В то «отжитое время» «русские бояре» имели репутацию.
Тост был принят благосклонно, француженки выразили желание чокнуться, было спрошено вино. Сухово-Кобылин присел к их столу, и завязался разговор.
Молодая француженка жаловалась, что она не может найти занятий.
— Поезжайте для этого в Россию. Вы найдете себе отличное место. Хотите, я вам дам даже рекомендацию? Я знаю в Петербурге лучшую портниху, Андрие первую, — у нее всегда шьет моя родня. Она меня знает отлично. Хотите, я вам напишу к ней рекомендательное письмо?
Сухово-Кобылин тут же, в ресторане, написал рекомендацию молодой женщине.
На этом знакомство кончилось.
Они расстались и больше в Париже не встретились.
Но в те времена верили еще в «русских бояр».
Прошел год.
Однажды Сухово-Кобылин зашел в Петербурге к Андрие с поручениями от сестры из деревни.
Поручение было исполнено, и Сухово-Кобылин уходил уже из магазина, как вдруг к нему подошла удивительно красивая женщина, служащая в магазине.

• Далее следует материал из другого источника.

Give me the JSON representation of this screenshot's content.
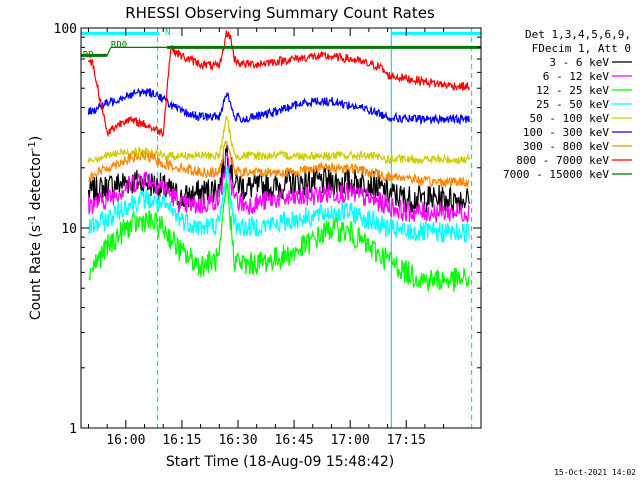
{
  "footer_date": "15-Oct-2021 14:02",
  "chart_data": {
    "type": "line",
    "title": "RHESSI Observing Summary Count Rates",
    "xlabel": "Start Time (18-Aug-09 15:48:42)",
    "ylabel_main": "Count Rate (s",
    "ylabel_sup": "-1",
    "ylabel_mid": " detector",
    "ylabel_sup2": "-1",
    "ylabel_end": ")",
    "yscale": "log",
    "ylim": [
      1,
      100
    ],
    "xlim_minutes_after_1600": [
      -12.0,
      95.0
    ],
    "x_tick_labels": [
      "16:00",
      "16:15",
      "16:30",
      "16:45",
      "17:00",
      "17:15"
    ],
    "x_tick_minutes": [
      0,
      15,
      30,
      45,
      60,
      75
    ],
    "y_tick_labels": [
      "1",
      "10",
      "100"
    ],
    "y_tick_values": [
      1,
      10,
      100
    ],
    "legend_header": [
      "Det 1,3,4,5,6,9,",
      "FDecim 1, Att 0"
    ],
    "legend_placement": "right",
    "series": [
      {
        "name": "3 - 6 keV",
        "color": "#000000",
        "x": [
          -10,
          -5,
          0,
          5,
          10,
          15,
          20,
          25,
          27,
          29,
          32,
          40,
          45,
          55,
          60,
          65,
          70,
          75,
          80,
          85,
          90,
          92
        ],
        "y": [
          15,
          16,
          17,
          17,
          16,
          14,
          15,
          16,
          25,
          17,
          16,
          16,
          17,
          17,
          17,
          17,
          15,
          14,
          14,
          14,
          14,
          14
        ]
      },
      {
        "name": "6 - 12 keV",
        "color": "#ff00ff",
        "x": [
          -10,
          -5,
          0,
          5,
          10,
          15,
          20,
          25,
          27,
          29,
          32,
          40,
          45,
          55,
          60,
          65,
          70,
          75,
          80,
          85,
          90,
          92
        ],
        "y": [
          13,
          14,
          16,
          18,
          16,
          13,
          13,
          14,
          22,
          14,
          13,
          14,
          14,
          15,
          15,
          14,
          13,
          12,
          12,
          12,
          12,
          12
        ]
      },
      {
        "name": "12 - 25 keV",
        "color": "#00ff00",
        "x": [
          -10,
          -5,
          0,
          5,
          10,
          15,
          20,
          25,
          27,
          29,
          32,
          40,
          45,
          55,
          60,
          65,
          70,
          75,
          80,
          85,
          90,
          92
        ],
        "y": [
          6,
          8,
          10,
          11,
          10,
          7.5,
          6.5,
          7,
          17,
          7,
          6.5,
          7,
          7.5,
          10,
          9.5,
          8,
          7,
          6,
          5.5,
          5.5,
          5.5,
          5.5
        ]
      },
      {
        "name": "25 - 50 keV",
        "color": "#00ffff",
        "x": [
          -10,
          -5,
          0,
          5,
          10,
          15,
          20,
          25,
          27,
          29,
          32,
          40,
          45,
          55,
          60,
          65,
          70,
          75,
          80,
          85,
          90,
          92
        ],
        "y": [
          10,
          11,
          13,
          14,
          13,
          11,
          10,
          10.5,
          20,
          10.5,
          10,
          10.5,
          11,
          12,
          12,
          11,
          10,
          9.5,
          9.5,
          9.5,
          9.5,
          9.5
        ]
      },
      {
        "name": "50 - 100 keV",
        "color": "#cccc00",
        "x": [
          -10,
          -5,
          0,
          5,
          10,
          15,
          20,
          25,
          27,
          29,
          32,
          40,
          45,
          55,
          60,
          65,
          70,
          75,
          80,
          85,
          90,
          92
        ],
        "y": [
          22,
          23,
          24,
          24,
          23,
          23,
          23,
          23,
          36,
          23,
          23,
          23,
          23,
          23,
          23,
          23,
          22,
          22,
          22,
          22,
          22,
          22
        ]
      },
      {
        "name": "100 - 300 keV",
        "color": "#0000ff",
        "x": [
          -10,
          -5,
          0,
          5,
          8,
          10,
          15,
          20,
          25,
          27,
          29,
          32,
          40,
          45,
          50,
          55,
          60,
          65,
          70,
          75,
          80,
          85,
          90,
          92
        ],
        "y": [
          38,
          42,
          46,
          48,
          47,
          44,
          38,
          36,
          36,
          48,
          36,
          35,
          38,
          41,
          43,
          43,
          41,
          39,
          36,
          35,
          35,
          35,
          35,
          35
        ]
      },
      {
        "name": "300 - 800 keV",
        "color": "#ff8800",
        "x": [
          -10,
          -5,
          0,
          5,
          8,
          10,
          15,
          20,
          25,
          27,
          29,
          32,
          40,
          45,
          50,
          55,
          60,
          65,
          70,
          75,
          80,
          85,
          90,
          92
        ],
        "y": [
          18,
          20,
          22,
          23,
          22,
          21,
          20,
          19,
          19,
          28,
          19,
          19,
          19,
          19,
          20,
          20,
          20,
          19,
          18,
          18,
          17,
          17,
          17,
          17
        ]
      },
      {
        "name": "800 - 7000 keV",
        "color": "#ff0000",
        "x": [
          -10,
          -9,
          -5,
          0,
          5,
          8,
          10,
          12,
          15,
          20,
          25,
          27,
          28,
          29,
          31,
          33,
          35,
          40,
          45,
          50,
          55,
          60,
          65,
          68,
          70,
          75,
          80,
          85,
          90,
          92
        ],
        "y": [
          68,
          68,
          30,
          35,
          33,
          31,
          30,
          80,
          72,
          66,
          64,
          95,
          90,
          70,
          66,
          66,
          66,
          68,
          70,
          72,
          72,
          70,
          66,
          64,
          58,
          56,
          54,
          52,
          51,
          51
        ]
      },
      {
        "name": "7000 - 15000 keV",
        "color": "#007700",
        "x": [
          -12,
          -5,
          -4,
          10,
          11,
          25,
          40,
          55,
          70,
          85,
          92
        ],
        "y": [
          73,
          73,
          80,
          80,
          80,
          80,
          80,
          80,
          80,
          80,
          80
        ]
      }
    ],
    "annotations": [
      {
        "text": "RD0",
        "x_min": -4,
        "y": 80
      },
      {
        "text": "RD",
        "x_min": -11.5,
        "y": 71
      },
      {
        "text": "N",
        "x_min": 10.5,
        "y": 92
      }
    ],
    "flag_bars": [
      {
        "color": "#00ffff",
        "x_start": -12,
        "x_end": 9,
        "y": 94
      },
      {
        "color": "#00ffff",
        "x_start": 71,
        "x_end": 95,
        "y": 94
      },
      {
        "color": "#007700",
        "x_start": -12,
        "x_end": -5,
        "y": 73
      },
      {
        "color": "#007700",
        "x_start": 11,
        "x_end": 95,
        "y": 80
      }
    ],
    "vertical_lines": [
      {
        "x_min": -12,
        "style": "solid",
        "color": "#00cccc"
      },
      {
        "x_min": 8.5,
        "style": "dashed",
        "color": "#00cccc"
      },
      {
        "x_min": 71,
        "style": "solid",
        "color": "#00cccc"
      },
      {
        "x_min": 92.5,
        "style": "dashed",
        "color": "#00cccc"
      }
    ]
  }
}
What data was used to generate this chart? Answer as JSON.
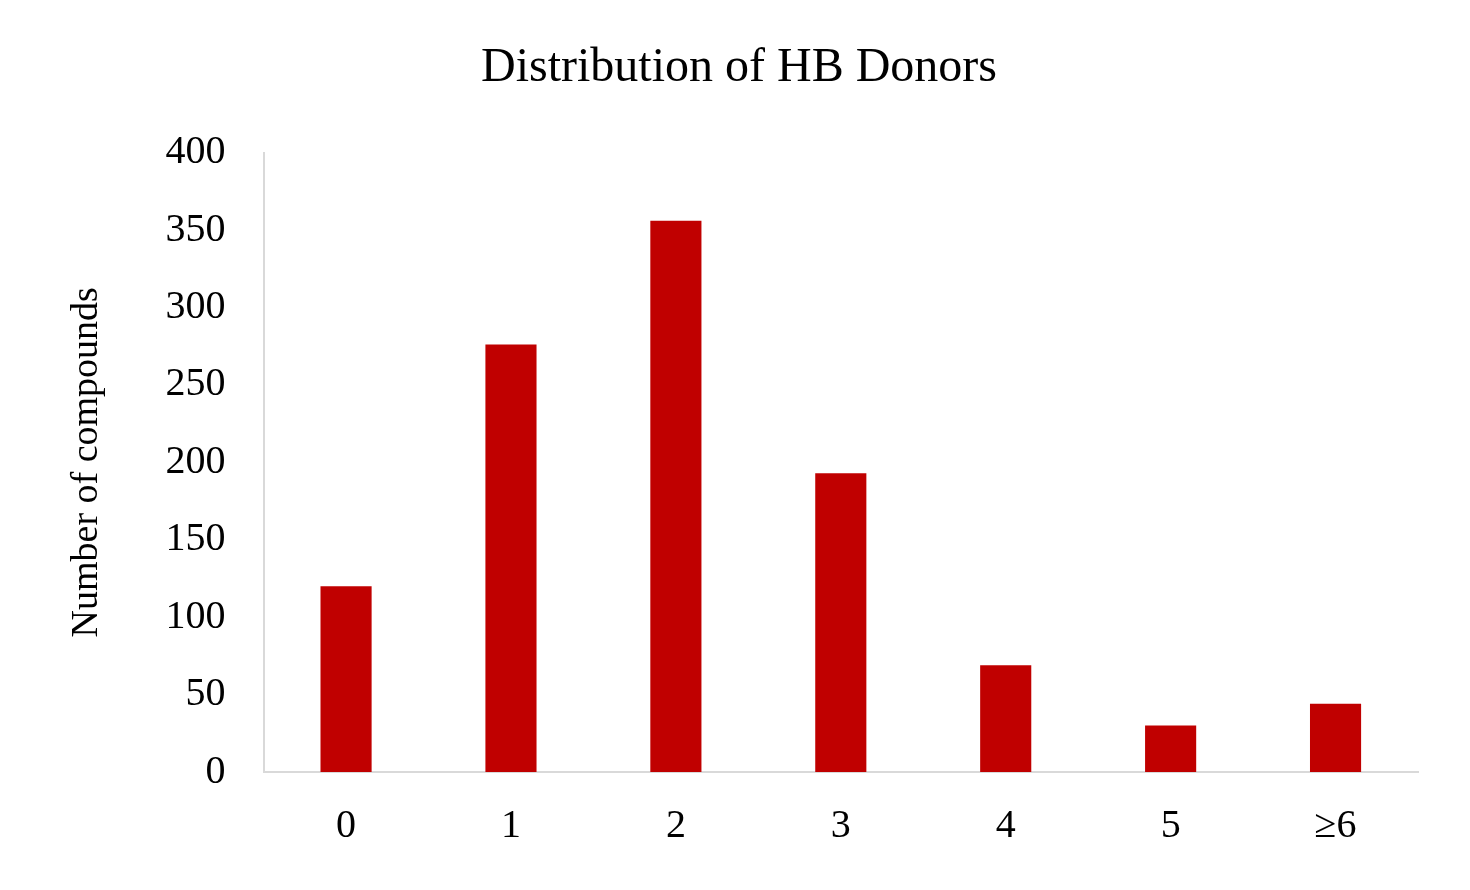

Лицо ее было как будто знакомо.
— Вы меня не узнаете? — улыбаясь, спросила она. — Я Симонн Диманш, помните, та самая француженка, которой год тому назад вы дали рекомендацию к этой фирме. Я поехала и благодаря вашей рекомендации получила место.
Она была очень красива.
— Но нам надо встретиться. Вы расскажете мне все подробно. Как бы это сделать? Не хотите ли со мной пообедать на этих днях? — спросил Сухово-Кобылин.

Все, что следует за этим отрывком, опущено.